How low bitcoin can and will go is the question. Many analysts believe the answer is, lots.

“This is a dark winter ahead for crypto as the era of free money comes to an end with this weekend another brutal sell-off across the board,” Dan Ives, managing director and senior equity analyst at Wedbush Securities, told the Financial Times. “Risk assets are all getting thrown out the window.”

And Bloomberg noted that both Morgan Stanley and Goldman Sachs warned investors in the traditional markets that recession risks are still priced in for a mild downturn, rather than the severe one looking increasingly likely, “leaving them exposed to a further deterioration in expectations,” Goldman analysts said.

A Morgan Stanley spokesperson noted added that the “bear market will not be over until recession arrives or the risk of one is extinguished.”

Where’s the Bottom?

That matches many crypto analysts’ and investors’ belief that the worst is yet to come.

Saying that the Monday bounce isn’t a sign of good things to come, FxPro’s Alex Kuptsikevich told CoinDesk that until investors get used to the Fed’s tight money policy, “financial market pressures can quickly negate bounces in cryptocurrencies.”

Others told Decrypt that $16,000 or even $11,000 could be the new bottom, while Chris Terry, vice president at SmartFi, a decentralized finance (DeFi) lending platform, told CoinDesk that bitcoin needs to “take out all the short positions.”
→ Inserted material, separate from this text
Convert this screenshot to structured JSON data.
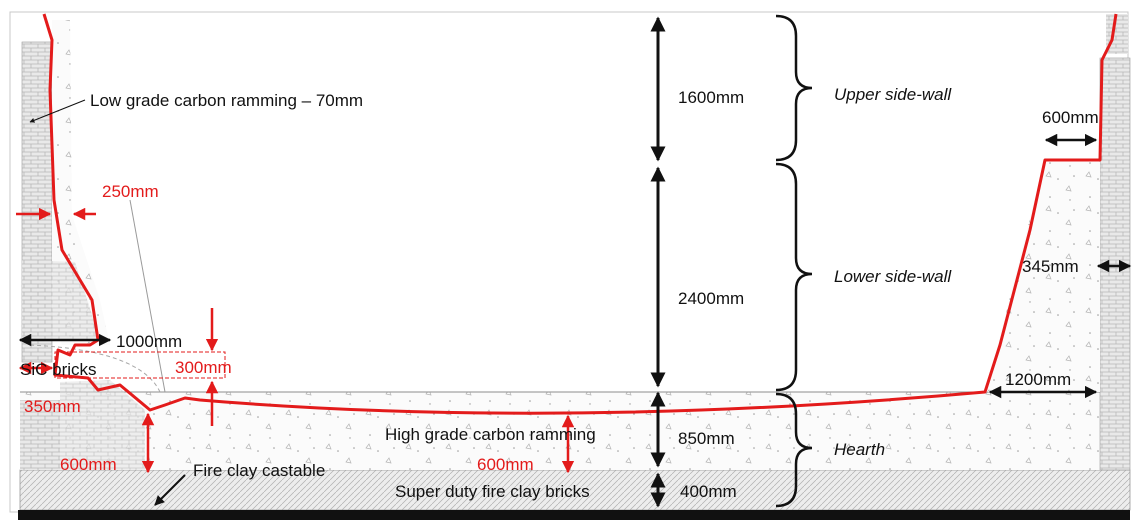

This would mean about an 80% fall from the November highs, which he said would mean bottoming out around $12,000 to $13,000.

“The HODLer mentality is really being put to the test, and those that haven’t bailed yet may be as tempted as they’ve ever been,” added Craig Erlam, senior market analyst at FX broker Oanda, referring to bitcoin believers who say “hold on for dear life” despite market ups and downs.

Blockchain analytics firm Glassnode had a different perspective. Noting that as bitcoin hit $17,700 on Saturday (June 18 ), more than half of all bitcoins and wallets — 51% — were in the red.

“Historical bear market floors have bottomed between 40% and 45% of supply in profit,” the firm said on Monday (June 20).

However, bitcoin’s history goes no further back than 2009, and wasn’t widely known, held or worth enough to react to markets in any significant way until 2017. Inflation hasn’t been this high since 1982.